Safety performance can slip when team members get busy or burdensome work is added to their plates, according to Ms. McGaffigan. She said leaders should be able to identify and prioritize the essential value-added work that must go on at an organization to ensure patients and families will have safe passage through the healthcare system and that care teams are able to operate in the safest and healthiest work environments.
In short, leaders should ask themselves: “What is the burdensome work people are being asked to absorb and what are the essential elements that are associated with safety that you want and need people to be able to stay on top of,” she said.
To improve both staffing shortages and quality of care, health systems must bring nurses higher up in leadership and into C-suite roles, Ms. Binder said. Giving nurses more authority in hospital decisions will make everything safer. Seattle-based Virginia Mason Hospital recently redesigned its operations around nurse priorities and subsequently saw its quality and safety scores go up, according to Ms. Binder.
“If it’s a good place for a nurse to go, it’s a good place for a patient to go,” Ms. Binder said, noting that the national nursing shortage isn’t just a numbers game; it requires a large culture shift.

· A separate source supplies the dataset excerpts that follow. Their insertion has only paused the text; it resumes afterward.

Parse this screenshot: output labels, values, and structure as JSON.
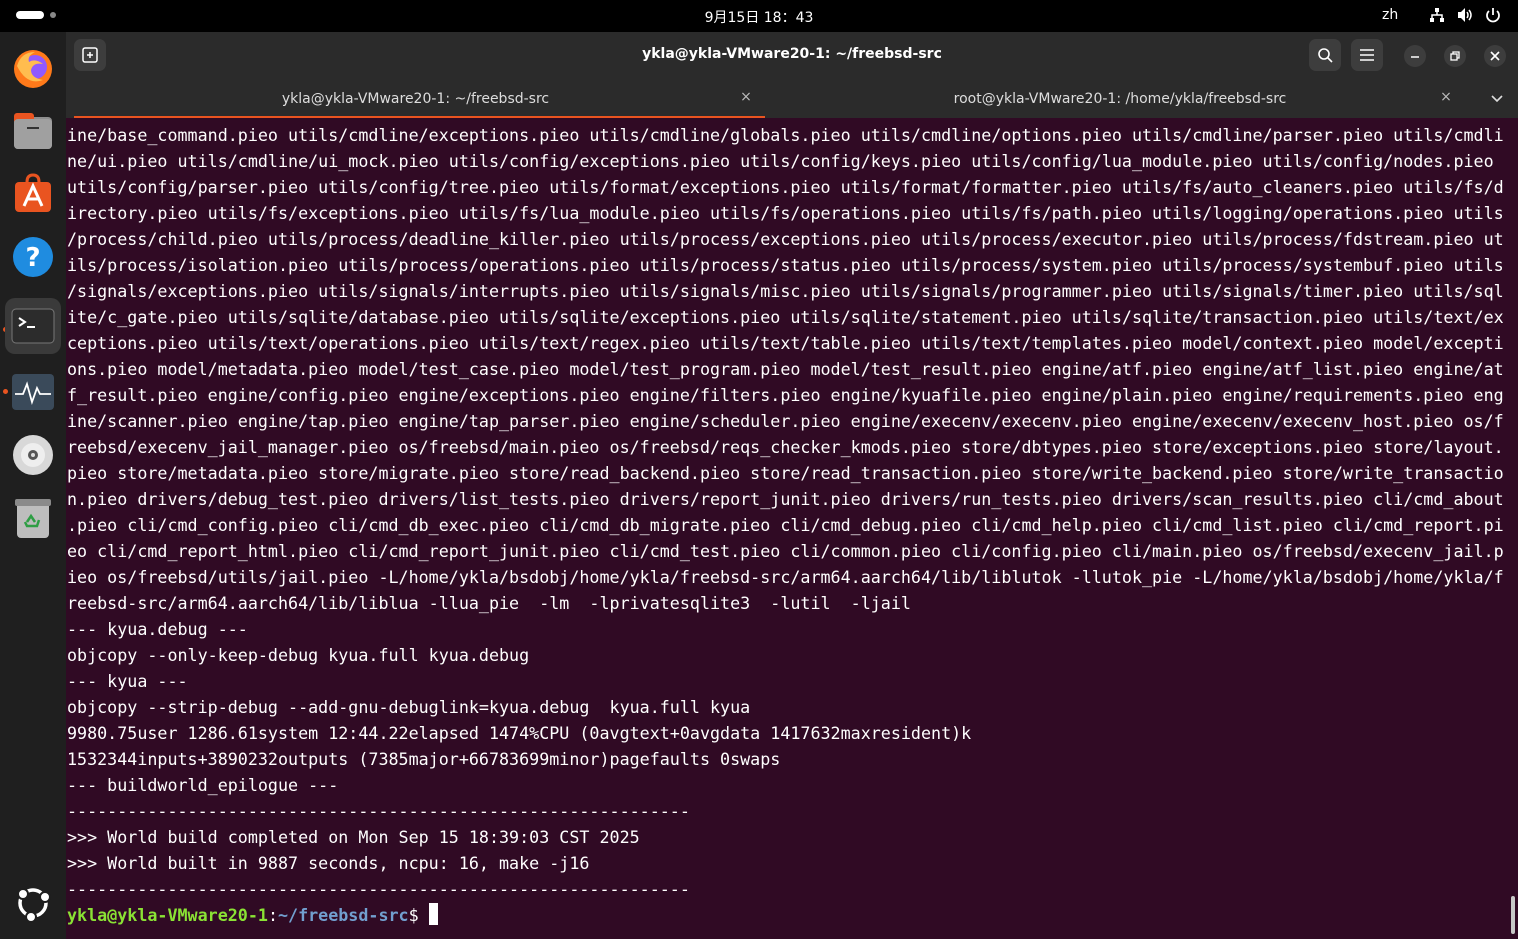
{
  "topbar": {
    "clock": "9月15日 18：43",
    "lang": "zh",
    "icons": [
      "network-icon",
      "volume-icon",
      "power-icon"
    ]
  },
  "dock": {
    "items": [
      "firefox-icon",
      "files-icon",
      "app-center-icon",
      "help-icon",
      "terminal-icon",
      "system-monitor-icon",
      "disc-icon",
      "trash-icon",
      "show-apps-icon"
    ]
  },
  "window": {
    "title": "ykla@ykla-VMware20-1: ~/freebsd-src",
    "tabs": [
      {
        "label": "ykla@ykla-VMware20-1: ~/freebsd-src",
        "active": true
      },
      {
        "label": "root@ykla-VMware20-1: /home/ykla/freebsd-src",
        "active": false
      }
    ],
    "close_glyph": "×"
  },
  "terminal": {
    "lines": [
      "ine/base_command.pieo utils/cmdline/exceptions.pieo utils/cmdline/globals.pieo utils/cmdline/options.pieo utils/cmdline/parser.pieo utils/cmdli",
      "ne/ui.pieo utils/cmdline/ui_mock.pieo utils/config/exceptions.pieo utils/config/keys.pieo utils/config/lua_module.pieo utils/config/nodes.pieo",
      "utils/config/parser.pieo utils/config/tree.pieo utils/format/exceptions.pieo utils/format/formatter.pieo utils/fs/auto_cleaners.pieo utils/fs/d",
      "irectory.pieo utils/fs/exceptions.pieo utils/fs/lua_module.pieo utils/fs/operations.pieo utils/fs/path.pieo utils/logging/operations.pieo utils",
      "/process/child.pieo utils/process/deadline_killer.pieo utils/process/exceptions.pieo utils/process/executor.pieo utils/process/fdstream.pieo ut",
      "ils/process/isolation.pieo utils/process/operations.pieo utils/process/status.pieo utils/process/system.pieo utils/process/systembuf.pieo utils",
      "/signals/exceptions.pieo utils/signals/interrupts.pieo utils/signals/misc.pieo utils/signals/programmer.pieo utils/signals/timer.pieo utils/sql",
      "ite/c_gate.pieo utils/sqlite/database.pieo utils/sqlite/exceptions.pieo utils/sqlite/statement.pieo utils/sqlite/transaction.pieo utils/text/ex",
      "ceptions.pieo utils/text/operations.pieo utils/text/regex.pieo utils/text/table.pieo utils/text/templates.pieo model/context.pieo model/excepti",
      "ons.pieo model/metadata.pieo model/test_case.pieo model/test_program.pieo model/test_result.pieo engine/atf.pieo engine/atf_list.pieo engine/at",
      "f_result.pieo engine/config.pieo engine/exceptions.pieo engine/filters.pieo engine/kyuafile.pieo engine/plain.pieo engine/requirements.pieo eng",
      "ine/scanner.pieo engine/tap.pieo engine/tap_parser.pieo engine/scheduler.pieo engine/execenv/execenv.pieo engine/execenv/execenv_host.pieo os/f",
      "reebsd/execenv_jail_manager.pieo os/freebsd/main.pieo os/freebsd/reqs_checker_kmods.pieo store/dbtypes.pieo store/exceptions.pieo store/layout.",
      "pieo store/metadata.pieo store/migrate.pieo store/read_backend.pieo store/read_transaction.pieo store/write_backend.pieo store/write_transactio",
      "n.pieo drivers/debug_test.pieo drivers/list_tests.pieo drivers/report_junit.pieo drivers/run_tests.pieo drivers/scan_results.pieo cli/cmd_about",
      ".pieo cli/cmd_config.pieo cli/cmd_db_exec.pieo cli/cmd_db_migrate.pieo cli/cmd_debug.pieo cli/cmd_help.pieo cli/cmd_list.pieo cli/cmd_report.pi",
      "eo cli/cmd_report_html.pieo cli/cmd_report_junit.pieo cli/cmd_test.pieo cli/common.pieo cli/config.pieo cli/main.pieo os/freebsd/execenv_jail.p",
      "ieo os/freebsd/utils/jail.pieo -L/home/ykla/bsdobj/home/ykla/freebsd-src/arm64.aarch64/lib/liblutok -llutok_pie -L/home/ykla/bsdobj/home/ykla/f",
      "reebsd-src/arm64.aarch64/lib/liblua -llua_pie  -lm  -lprivatesqlite3  -lutil  -ljail",
      "--- kyua.debug ---",
      "objcopy --only-keep-debug kyua.full kyua.debug",
      "--- kyua ---",
      "objcopy --strip-debug --add-gnu-debuglink=kyua.debug  kyua.full kyua",
      "9980.75user 1286.61system 12:44.22elapsed 1474%CPU (0avgtext+0avgdata 1417632maxresident)k",
      "1532344inputs+3890232outputs (7385major+66783699minor)pagefaults 0swaps",
      "--- buildworld_epilogue ---",
      "--------------------------------------------------------------",
      ">>> World build completed on Mon Sep 15 18:39:03 CST 2025",
      ">>> World built in 9887 seconds, ncpu: 16, make -j16",
      "--------------------------------------------------------------"
    ],
    "prompt": {
      "user_host": "ykla@ykla-VMware20-1",
      "sep": ":",
      "path": "~/freebsd-src",
      "symbol": "$ "
    }
  },
  "colors": {
    "terminal_bg": "#300a24",
    "accent": "#e95420",
    "prompt_user": "#8ae234",
    "prompt_path": "#729fcf"
  }
}
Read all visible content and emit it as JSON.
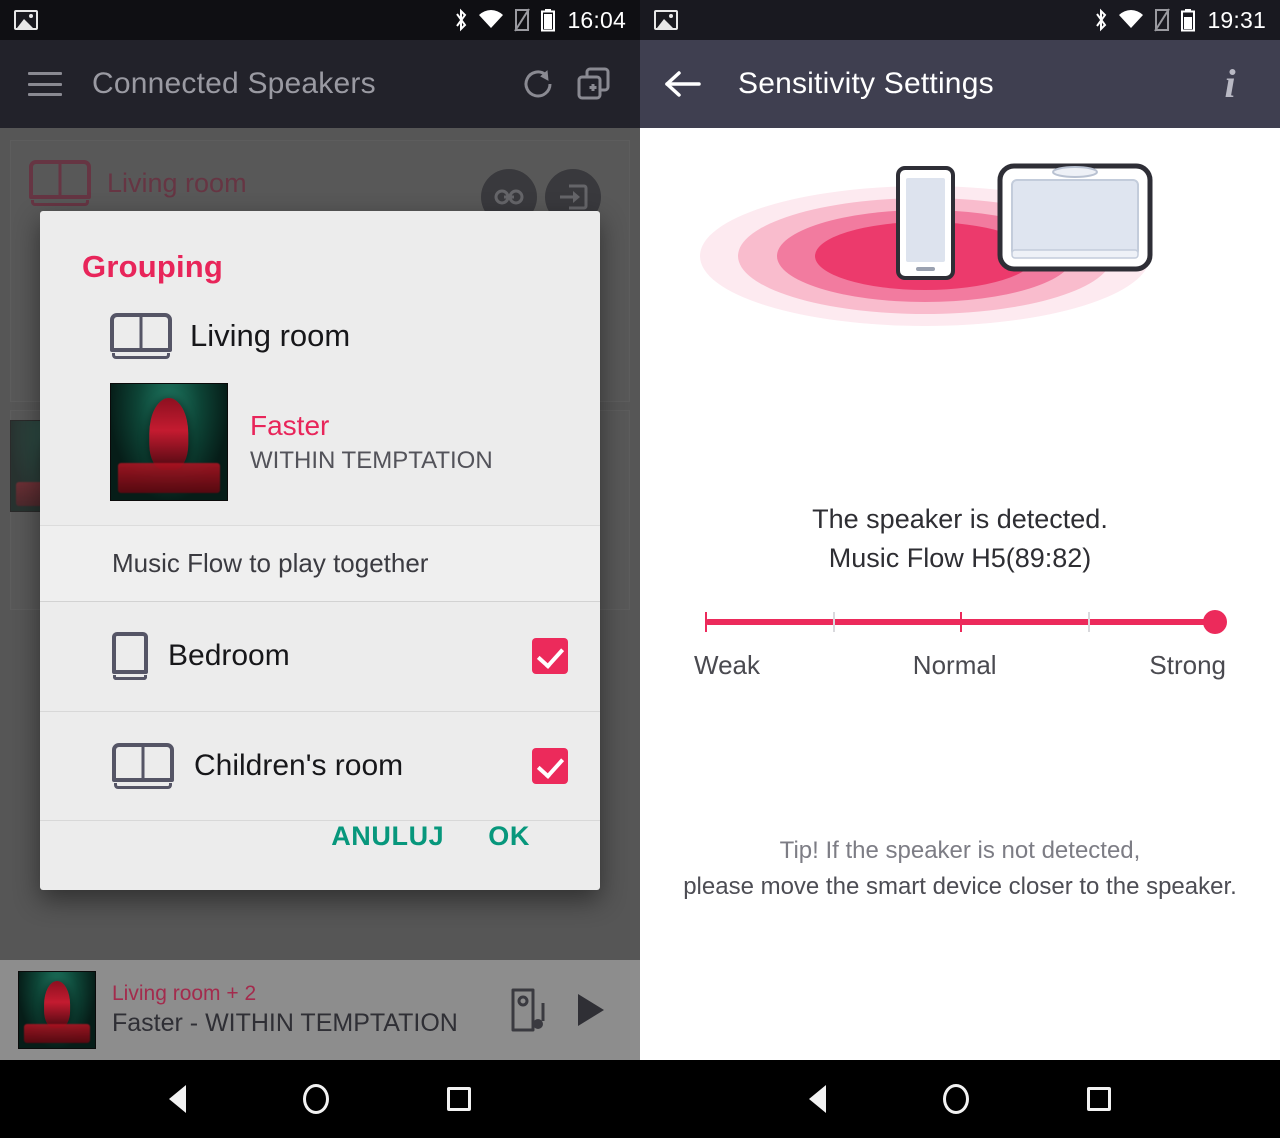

Hospitals need to double down on quality improvement efforts, Ms. Binder said. “Many have done the opposite, for good reason, because they are so focused on COVID-19. Because of that, quality improvement efforts have been reduced.”
Ms. Binder urged hospitals not to cut quality improvement staff, noting that this is an extraordinarily dangerous time for patients, and hospitals need all the help they can get monitoring safety. Hospitals shouldn’t start to believe the notion that somehow withdrawing focus on quality will save money or effort.
“It’s important that the American public knows that we are fighting for healthcare quality and safety — and we have to fight for it, we all do,” Ms. Binder concluded. “We all have to be vigilant.”
Conclusion
The true consequences of healthcare’s labor shortage on patient safety and care quality will become clear once more national data is available. If the CDC’s report on rising HAI rates is any harbinger of what’s to come, it’s clear that health systems must place renewed focus and energy on safety work — even during something as unprecedented as a pandemic.
The irony isn’t lost on Ms. Binder: Amid a crisis driven by infectious disease, U.S. hospitals are seeing higher rates of other infections.
“A patient dies once,” she concluded. “They can die from COVID-19 or C. diff. It isn’t enough to prevent one.”